What happened? When I was a kid, I used to LOVE watching the Olympics. There was something almost magical about it. These people were our emissaries, the very representation of what was supposed to make our country so great. Now? Not so much. If you go by these Olympics, then our country looks quite stupid. We get Bode Miller. A man who shoots his mouth off about skiing drunk, has a ton of Nike commercials talking about how great he is, then he does NOTHING. Not a single medal.
We get Lindsey Jacobellis who shows off at the finish line...and FALLS DOWN. She finishes second.
We get Shani Davis and Chad Hedrick. Teammates who openly and publicly feud with each other. Never mind that you represent the UNITED States of America. Never mind that you are on the same team. No, you can bitch and use the media. That's the American way!
And, my favorite, you get the American hockey team playing badly, then blaming it on everyone else but themselves. Mike Modano, a staple of the team, blamed it on the fact that the players' families were taken care of very well. Huh?
Look, once upon a time, it was an honor to be chosen as an Olympian. It was huge. Yet, it really seems that this year's athletes carried more about their possible endorsements instead of actually showing why they are the pride of America.
Was everyone this way? No. Look at Joey Cheek who donated his medal bonus to charity. That's great.
Except for his stupid feud, Shani Davis did something never seen before in Olympic history: A black man winning a gold medal in the Winter Olympics. That's huge.
In the end, however, the athletes I mentioned are the perfect representation of our current ways:
We talk big, but are unable to back it up.
We screw up at the last minute by not taking it seriously.
We remain individuals instead of teammates.

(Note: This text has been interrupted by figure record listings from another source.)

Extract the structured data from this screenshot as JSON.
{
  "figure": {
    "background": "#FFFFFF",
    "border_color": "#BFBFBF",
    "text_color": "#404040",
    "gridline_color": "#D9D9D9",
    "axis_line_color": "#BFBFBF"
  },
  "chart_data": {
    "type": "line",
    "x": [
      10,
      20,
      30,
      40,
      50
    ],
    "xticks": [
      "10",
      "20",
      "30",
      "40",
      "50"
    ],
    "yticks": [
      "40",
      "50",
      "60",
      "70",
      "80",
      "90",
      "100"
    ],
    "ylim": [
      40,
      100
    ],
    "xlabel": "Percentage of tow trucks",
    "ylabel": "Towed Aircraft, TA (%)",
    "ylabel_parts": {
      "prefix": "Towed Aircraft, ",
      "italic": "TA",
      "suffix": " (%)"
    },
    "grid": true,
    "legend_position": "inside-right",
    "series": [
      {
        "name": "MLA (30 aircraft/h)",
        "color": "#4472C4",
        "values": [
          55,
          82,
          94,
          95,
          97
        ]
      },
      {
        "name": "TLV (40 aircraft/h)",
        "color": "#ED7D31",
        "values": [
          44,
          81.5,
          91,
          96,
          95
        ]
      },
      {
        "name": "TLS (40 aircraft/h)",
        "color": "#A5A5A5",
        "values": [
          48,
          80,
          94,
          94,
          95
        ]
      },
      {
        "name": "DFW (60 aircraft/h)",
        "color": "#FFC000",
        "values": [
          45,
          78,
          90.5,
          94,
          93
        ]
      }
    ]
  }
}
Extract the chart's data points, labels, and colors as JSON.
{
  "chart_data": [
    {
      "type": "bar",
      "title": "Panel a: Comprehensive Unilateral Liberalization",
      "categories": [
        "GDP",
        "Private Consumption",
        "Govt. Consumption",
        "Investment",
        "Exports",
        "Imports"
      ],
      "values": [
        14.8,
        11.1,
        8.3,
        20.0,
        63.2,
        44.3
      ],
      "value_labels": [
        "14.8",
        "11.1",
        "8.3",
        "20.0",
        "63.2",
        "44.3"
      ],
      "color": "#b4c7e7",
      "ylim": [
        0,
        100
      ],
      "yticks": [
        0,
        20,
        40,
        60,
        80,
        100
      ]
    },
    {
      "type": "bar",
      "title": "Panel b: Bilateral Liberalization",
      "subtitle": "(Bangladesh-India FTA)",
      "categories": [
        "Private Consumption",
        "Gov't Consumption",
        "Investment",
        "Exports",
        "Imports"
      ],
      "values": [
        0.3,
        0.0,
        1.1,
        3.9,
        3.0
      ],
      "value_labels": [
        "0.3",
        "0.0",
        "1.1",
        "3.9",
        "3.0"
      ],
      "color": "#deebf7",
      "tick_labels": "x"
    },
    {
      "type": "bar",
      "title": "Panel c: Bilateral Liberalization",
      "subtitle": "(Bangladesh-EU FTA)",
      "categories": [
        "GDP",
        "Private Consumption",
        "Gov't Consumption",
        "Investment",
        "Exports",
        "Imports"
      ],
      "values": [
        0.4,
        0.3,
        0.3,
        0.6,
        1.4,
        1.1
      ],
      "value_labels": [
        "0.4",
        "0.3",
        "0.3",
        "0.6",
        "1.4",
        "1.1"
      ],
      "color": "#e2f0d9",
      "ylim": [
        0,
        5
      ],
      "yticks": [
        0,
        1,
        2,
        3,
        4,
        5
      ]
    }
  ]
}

We don't take responsibility and blame it on others when we fail.
Maybe I'm being too harsh, but I really feel the spirit like I usually do. In '96, '98, 2000, and even 2002, I was pumped for the Olympics, and I saw these Olympians represent our country with dignity.
I didn't feel it this year.
Then again, what do I know? I'm not an Olympian, and I don't have a medal to use to try and "pick up chicks." I could be wrong.